Um recado para as musas

29/08/15

Maja Vestida, Francisco de Goya, 1802-05. via
Dia desses estava eu zapeando o ~saite feices~, quando me deparei com um evento de arte. Olhei as fotos e, em praticamente todas, tinha um grupinho de três ou quatro caras, com apenas uma menina no meio. A mão do stalker chegou a tremer e fui investigar quem eram aquelas moças que, aos olhos de seus colegas homens, mais pareciam parte da decoração do lugar do que qualquer outra coisa.

Descobri que a grande maioria dessas gurias era estudante de arte, mas quase não compartilhava produções próprias em suas páginas. Descobri também que a maioria dos caras que estavam com elas era daqueles típicos artistas que precisam de uma plateia para aparecer, de gente pra dizer que tudo o que eles fazem é sensacional e que até o peido deles é coisa de gênio.

Por isso, resolvi dar um recado para as minhas manas das fotos: não se contentem com o título de musas desses caras. Não se contentem em servir apenas como modelo ou como bajuladora desse tipo de pessoa, porque vocês são muito mais do que isso. É legal admirar alguém, mas ficar à sombra do outro é eclipsar a própria existência, enquanto artista e enquanto ser humano.

Vocês que estudam arte e dependem da opinião dos caras pra seguir adiante, achando que seus trabalhos nunca estão bons o suficiente ou que vocês nunca vão chegar aos pés dos seus ídolos, uma dica: procurem outras minas. Quantas colegas de classe ou de curso vocês conhecem que possuem um trabalho sensacional? Ou que têm vontade de criar um coletivo? Ou de montar uma zine? Andem com essas pessoas, elas são seus pares.

Por que eu estou dizendo isso? Porque o machismo que vemos no mundo artístico começa a ser plantado no momento em que um cara acredita que o lugar da mulher é em cima do tablado, nua, com a única finalidade de ser desenhada. De ter suas poses, partes íntimas, pelos e poros dissecados em blocos de desenho ao redor da sala. 

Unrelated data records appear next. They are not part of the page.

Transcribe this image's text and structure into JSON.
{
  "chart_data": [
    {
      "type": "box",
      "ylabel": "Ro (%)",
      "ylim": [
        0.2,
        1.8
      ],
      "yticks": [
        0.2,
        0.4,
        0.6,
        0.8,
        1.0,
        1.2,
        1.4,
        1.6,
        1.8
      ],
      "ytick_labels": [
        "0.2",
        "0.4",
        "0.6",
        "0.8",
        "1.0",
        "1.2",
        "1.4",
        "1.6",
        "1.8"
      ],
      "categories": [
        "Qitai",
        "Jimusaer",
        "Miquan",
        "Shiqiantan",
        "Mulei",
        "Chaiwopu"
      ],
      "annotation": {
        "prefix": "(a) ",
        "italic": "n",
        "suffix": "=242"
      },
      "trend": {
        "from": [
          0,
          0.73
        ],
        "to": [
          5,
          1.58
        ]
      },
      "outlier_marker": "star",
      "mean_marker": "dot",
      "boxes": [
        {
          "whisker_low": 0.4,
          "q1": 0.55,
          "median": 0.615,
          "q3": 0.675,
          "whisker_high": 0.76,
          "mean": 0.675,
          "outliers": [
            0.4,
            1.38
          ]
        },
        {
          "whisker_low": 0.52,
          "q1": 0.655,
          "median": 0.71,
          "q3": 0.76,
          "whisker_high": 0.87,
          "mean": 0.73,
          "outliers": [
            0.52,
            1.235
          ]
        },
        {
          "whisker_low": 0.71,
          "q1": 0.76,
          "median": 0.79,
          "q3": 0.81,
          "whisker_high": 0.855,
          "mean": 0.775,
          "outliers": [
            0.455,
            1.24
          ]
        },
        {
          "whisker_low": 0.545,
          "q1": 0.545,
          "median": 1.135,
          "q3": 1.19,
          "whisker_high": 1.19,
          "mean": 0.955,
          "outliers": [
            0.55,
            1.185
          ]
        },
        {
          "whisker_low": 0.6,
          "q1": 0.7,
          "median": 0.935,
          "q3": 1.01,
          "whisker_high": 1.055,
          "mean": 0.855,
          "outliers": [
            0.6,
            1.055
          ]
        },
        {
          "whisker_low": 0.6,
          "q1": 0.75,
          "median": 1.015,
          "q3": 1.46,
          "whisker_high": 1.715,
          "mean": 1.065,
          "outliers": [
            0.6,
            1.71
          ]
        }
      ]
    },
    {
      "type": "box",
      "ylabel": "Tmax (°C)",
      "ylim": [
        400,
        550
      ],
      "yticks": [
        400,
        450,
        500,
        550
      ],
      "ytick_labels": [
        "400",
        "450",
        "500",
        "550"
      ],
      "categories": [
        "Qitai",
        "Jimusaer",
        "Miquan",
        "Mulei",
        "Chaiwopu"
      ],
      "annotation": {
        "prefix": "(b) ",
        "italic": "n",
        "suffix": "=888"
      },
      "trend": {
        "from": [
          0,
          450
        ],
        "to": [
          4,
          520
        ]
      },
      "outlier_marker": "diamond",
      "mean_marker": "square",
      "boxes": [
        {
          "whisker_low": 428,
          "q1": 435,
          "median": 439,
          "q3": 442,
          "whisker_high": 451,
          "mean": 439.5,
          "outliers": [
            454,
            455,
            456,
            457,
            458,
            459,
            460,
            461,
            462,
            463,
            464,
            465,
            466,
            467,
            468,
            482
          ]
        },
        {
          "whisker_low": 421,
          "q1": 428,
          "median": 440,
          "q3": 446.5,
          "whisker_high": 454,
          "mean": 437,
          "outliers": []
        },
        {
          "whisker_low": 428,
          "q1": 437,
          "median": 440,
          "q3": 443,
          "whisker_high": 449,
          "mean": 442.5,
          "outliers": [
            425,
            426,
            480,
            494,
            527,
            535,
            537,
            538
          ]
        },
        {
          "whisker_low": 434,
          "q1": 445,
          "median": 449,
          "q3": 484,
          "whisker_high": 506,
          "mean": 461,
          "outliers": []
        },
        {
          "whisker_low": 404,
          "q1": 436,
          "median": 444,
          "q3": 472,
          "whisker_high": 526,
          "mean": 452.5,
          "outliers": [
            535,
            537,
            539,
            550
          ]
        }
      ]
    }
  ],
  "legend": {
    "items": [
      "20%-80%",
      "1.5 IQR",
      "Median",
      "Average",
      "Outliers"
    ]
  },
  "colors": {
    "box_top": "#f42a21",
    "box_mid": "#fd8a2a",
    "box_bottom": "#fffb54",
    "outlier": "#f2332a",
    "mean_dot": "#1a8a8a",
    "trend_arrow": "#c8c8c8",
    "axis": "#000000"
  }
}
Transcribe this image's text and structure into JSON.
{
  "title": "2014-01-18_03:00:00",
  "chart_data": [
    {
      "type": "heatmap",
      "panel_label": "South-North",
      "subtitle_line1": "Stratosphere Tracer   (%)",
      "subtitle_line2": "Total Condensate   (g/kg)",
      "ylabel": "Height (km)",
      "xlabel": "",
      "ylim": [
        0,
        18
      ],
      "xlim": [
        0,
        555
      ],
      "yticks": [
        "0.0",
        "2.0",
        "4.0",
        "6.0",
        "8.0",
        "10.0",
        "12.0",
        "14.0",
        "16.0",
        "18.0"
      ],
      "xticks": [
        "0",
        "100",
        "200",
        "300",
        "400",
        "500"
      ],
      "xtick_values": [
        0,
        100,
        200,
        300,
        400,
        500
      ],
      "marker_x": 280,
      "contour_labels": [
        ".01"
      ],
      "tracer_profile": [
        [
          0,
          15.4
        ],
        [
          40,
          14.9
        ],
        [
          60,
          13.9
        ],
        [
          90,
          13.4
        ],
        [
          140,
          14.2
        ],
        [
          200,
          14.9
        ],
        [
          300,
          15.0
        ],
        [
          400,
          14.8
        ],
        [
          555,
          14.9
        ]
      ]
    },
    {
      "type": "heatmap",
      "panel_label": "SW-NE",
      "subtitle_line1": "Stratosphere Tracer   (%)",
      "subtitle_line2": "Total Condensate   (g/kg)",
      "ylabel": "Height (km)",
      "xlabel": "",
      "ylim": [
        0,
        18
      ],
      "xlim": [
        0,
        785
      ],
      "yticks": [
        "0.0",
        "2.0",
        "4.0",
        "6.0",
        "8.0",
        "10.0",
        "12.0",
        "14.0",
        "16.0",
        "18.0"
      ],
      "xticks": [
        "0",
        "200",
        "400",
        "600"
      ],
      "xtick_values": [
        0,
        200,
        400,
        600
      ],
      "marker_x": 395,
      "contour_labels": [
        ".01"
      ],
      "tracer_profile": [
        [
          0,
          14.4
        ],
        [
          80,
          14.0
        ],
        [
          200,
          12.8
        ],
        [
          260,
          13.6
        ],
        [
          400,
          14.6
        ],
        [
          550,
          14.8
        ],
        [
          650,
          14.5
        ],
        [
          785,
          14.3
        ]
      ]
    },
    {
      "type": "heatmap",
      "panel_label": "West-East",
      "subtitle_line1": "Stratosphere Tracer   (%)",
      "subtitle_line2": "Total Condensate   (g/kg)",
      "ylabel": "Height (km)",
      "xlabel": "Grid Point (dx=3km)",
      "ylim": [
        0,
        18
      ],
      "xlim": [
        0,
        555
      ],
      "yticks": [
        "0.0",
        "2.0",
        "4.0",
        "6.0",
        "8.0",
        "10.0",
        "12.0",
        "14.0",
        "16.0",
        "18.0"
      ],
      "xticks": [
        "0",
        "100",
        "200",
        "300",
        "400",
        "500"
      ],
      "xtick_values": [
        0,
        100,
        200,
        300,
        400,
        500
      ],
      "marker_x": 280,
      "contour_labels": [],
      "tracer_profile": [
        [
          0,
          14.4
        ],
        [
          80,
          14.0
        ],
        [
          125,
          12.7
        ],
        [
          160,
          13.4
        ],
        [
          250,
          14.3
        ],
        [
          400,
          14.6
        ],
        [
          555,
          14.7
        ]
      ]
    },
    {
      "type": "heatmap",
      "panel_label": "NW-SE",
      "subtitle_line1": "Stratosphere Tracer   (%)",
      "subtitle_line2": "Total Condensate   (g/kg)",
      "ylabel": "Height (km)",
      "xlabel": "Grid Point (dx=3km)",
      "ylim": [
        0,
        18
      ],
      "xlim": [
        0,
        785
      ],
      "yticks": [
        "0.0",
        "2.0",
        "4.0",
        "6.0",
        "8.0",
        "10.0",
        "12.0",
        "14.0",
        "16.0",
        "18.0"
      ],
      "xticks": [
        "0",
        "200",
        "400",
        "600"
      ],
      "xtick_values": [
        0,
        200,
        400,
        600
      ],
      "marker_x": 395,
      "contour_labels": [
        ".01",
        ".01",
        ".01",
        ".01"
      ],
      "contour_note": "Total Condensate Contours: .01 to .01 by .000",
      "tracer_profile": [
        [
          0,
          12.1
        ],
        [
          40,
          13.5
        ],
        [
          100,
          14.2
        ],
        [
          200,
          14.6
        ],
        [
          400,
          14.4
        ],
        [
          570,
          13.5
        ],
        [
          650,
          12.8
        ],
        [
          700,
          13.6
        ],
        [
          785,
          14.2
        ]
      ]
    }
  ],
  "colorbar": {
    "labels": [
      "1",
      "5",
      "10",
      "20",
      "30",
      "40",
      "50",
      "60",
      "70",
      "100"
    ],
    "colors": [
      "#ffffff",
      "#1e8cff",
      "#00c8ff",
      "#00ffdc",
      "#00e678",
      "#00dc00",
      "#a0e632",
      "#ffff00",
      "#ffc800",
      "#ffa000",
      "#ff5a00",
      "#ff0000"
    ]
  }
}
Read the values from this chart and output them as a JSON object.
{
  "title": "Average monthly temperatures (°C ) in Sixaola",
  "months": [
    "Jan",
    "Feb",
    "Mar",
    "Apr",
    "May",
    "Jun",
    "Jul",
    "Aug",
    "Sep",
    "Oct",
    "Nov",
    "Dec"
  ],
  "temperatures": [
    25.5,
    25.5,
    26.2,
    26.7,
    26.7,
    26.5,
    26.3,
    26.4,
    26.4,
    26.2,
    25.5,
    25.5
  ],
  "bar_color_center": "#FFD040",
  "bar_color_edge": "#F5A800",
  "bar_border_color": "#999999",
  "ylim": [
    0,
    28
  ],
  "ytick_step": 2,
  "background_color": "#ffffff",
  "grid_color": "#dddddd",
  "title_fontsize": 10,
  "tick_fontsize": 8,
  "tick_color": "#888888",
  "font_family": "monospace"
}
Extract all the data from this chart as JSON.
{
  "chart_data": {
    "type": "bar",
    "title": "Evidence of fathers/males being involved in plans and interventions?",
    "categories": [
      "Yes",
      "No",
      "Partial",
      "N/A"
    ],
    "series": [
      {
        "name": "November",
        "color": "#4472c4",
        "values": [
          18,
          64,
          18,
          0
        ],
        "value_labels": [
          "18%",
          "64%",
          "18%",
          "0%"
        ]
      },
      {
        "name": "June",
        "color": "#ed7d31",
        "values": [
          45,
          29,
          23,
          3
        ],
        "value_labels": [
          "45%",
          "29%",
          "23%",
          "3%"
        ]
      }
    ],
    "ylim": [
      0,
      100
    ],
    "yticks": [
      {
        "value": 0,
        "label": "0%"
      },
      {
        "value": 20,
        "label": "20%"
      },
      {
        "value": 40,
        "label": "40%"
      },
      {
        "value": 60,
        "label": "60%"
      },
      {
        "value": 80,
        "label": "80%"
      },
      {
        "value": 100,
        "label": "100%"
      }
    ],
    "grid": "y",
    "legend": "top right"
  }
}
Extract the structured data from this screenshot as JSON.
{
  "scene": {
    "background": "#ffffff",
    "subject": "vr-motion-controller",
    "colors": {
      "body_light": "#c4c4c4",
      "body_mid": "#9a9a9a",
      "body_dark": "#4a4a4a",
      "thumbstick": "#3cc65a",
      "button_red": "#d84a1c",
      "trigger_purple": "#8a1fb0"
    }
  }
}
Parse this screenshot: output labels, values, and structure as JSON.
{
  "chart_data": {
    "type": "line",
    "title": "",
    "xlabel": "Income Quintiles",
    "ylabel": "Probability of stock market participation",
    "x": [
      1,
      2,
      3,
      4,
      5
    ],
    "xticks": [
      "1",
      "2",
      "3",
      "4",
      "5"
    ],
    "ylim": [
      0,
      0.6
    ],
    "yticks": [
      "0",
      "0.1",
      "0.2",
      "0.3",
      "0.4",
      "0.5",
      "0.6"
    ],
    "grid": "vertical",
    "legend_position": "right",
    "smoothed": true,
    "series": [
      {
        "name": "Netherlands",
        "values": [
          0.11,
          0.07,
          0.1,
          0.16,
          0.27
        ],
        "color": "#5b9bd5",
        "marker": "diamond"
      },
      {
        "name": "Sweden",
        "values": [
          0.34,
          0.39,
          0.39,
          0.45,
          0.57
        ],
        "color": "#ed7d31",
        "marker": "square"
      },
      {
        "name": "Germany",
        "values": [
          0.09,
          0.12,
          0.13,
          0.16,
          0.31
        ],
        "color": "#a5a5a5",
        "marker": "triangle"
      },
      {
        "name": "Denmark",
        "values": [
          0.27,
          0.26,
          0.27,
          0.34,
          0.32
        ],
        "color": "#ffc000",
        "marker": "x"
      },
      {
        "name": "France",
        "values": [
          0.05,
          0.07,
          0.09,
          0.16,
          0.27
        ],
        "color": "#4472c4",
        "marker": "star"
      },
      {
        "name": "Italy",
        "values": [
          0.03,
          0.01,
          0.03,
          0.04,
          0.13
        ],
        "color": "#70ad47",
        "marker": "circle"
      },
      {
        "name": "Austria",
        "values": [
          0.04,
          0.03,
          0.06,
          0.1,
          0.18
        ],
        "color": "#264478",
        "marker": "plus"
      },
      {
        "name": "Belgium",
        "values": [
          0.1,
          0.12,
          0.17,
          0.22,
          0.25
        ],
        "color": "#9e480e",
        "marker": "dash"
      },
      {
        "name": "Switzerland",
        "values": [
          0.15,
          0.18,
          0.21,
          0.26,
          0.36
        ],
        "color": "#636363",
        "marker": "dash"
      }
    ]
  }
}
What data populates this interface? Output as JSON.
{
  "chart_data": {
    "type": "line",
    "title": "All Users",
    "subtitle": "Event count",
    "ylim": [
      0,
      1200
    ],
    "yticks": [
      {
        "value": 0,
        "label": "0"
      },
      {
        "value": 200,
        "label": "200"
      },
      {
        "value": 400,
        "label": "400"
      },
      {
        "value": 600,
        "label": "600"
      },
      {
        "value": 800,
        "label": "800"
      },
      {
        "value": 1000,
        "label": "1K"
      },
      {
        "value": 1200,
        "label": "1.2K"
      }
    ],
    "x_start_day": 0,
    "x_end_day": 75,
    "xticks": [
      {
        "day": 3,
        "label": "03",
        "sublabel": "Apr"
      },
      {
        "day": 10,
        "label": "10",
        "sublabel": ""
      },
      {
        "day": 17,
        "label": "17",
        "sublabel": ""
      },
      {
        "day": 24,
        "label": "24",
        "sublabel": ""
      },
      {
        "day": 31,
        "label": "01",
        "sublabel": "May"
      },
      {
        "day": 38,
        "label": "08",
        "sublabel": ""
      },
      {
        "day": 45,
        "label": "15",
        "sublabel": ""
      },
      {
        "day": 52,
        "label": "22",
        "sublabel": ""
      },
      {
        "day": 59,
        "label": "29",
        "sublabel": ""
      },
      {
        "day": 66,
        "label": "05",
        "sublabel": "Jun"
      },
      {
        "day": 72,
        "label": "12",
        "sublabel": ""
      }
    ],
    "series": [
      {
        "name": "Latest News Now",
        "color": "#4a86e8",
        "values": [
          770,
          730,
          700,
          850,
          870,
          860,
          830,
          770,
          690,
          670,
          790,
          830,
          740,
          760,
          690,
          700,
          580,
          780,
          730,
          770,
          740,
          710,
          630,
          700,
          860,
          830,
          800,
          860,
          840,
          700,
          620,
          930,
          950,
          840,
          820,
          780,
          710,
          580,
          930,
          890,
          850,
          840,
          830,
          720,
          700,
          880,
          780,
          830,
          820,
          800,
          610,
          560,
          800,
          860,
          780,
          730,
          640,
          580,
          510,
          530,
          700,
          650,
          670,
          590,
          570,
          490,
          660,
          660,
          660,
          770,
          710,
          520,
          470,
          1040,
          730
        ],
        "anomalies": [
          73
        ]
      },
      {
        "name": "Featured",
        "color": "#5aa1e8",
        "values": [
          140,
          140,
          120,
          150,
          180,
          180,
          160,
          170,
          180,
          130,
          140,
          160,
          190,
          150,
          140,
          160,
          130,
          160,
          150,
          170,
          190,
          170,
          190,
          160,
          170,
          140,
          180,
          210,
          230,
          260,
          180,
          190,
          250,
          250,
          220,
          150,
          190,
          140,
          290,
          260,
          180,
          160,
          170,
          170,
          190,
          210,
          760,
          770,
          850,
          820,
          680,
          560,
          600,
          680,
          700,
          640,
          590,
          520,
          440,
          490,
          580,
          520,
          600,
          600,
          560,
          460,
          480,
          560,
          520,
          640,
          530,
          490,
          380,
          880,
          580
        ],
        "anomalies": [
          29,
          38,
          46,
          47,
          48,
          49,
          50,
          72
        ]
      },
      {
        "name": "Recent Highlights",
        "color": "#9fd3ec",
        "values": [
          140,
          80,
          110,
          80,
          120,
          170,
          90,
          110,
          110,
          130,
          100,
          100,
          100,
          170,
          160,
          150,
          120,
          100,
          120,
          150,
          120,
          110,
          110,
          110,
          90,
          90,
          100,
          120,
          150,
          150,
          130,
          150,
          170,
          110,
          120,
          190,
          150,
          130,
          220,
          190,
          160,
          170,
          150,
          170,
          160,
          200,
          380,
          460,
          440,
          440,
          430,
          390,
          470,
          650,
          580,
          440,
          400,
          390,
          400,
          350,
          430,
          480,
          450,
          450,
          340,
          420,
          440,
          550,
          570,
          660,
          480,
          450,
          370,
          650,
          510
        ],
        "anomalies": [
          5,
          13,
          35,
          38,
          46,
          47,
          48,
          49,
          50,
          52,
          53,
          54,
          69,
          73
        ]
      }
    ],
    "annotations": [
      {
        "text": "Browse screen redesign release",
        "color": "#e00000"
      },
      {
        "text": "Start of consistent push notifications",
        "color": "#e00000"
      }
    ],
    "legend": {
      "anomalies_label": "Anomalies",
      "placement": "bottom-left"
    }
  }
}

Quebrem essa cadeia. Libertem-se da opinião de quem não quer que vocês voem, mas apenas fiquem orbitando ao redor de uma meia dúzia de "escolhidos".

Abraços,
Lidiane :-)

Comentários

  1. Lidiane:
    Estou aqui vendo a interwebs e cheguei a este texto. Chamei a minha mãe pra ler, pq na minha época de furg eu vivia falando sobre como era o machismo do curso pra ela, (tive que fazer ela ler pra ela acreditar que o que eu falava não era exagero de caricaturista)e ela me dizia as mesmas coisas que tu escreveu aqui. Mas ela nunca teve coragem de publicar e nunca teve meio e motivo... Ela manda os parabéns, e eu também. Parece que as coisas não mudaram nada no curso. As gurias precisam se valorizar mais! Confiar em sua própria capacidade e não aceitarem julgamento de quem está no mesmo nível delas. Aliás, não aceitar julgamento de nada! Na boa, quando eu era aluna, já tinha na época certas "Musas", que hoje, o próprio coletivo abandonou e nem as procuram, pra saber se estão vivas ou mortas.
    Eu fico de cara vendo gurias que poderiam ter uma produção própria, em nome de um "grupo", ou com medo de andarem sozinhas, submeterem-se a isso.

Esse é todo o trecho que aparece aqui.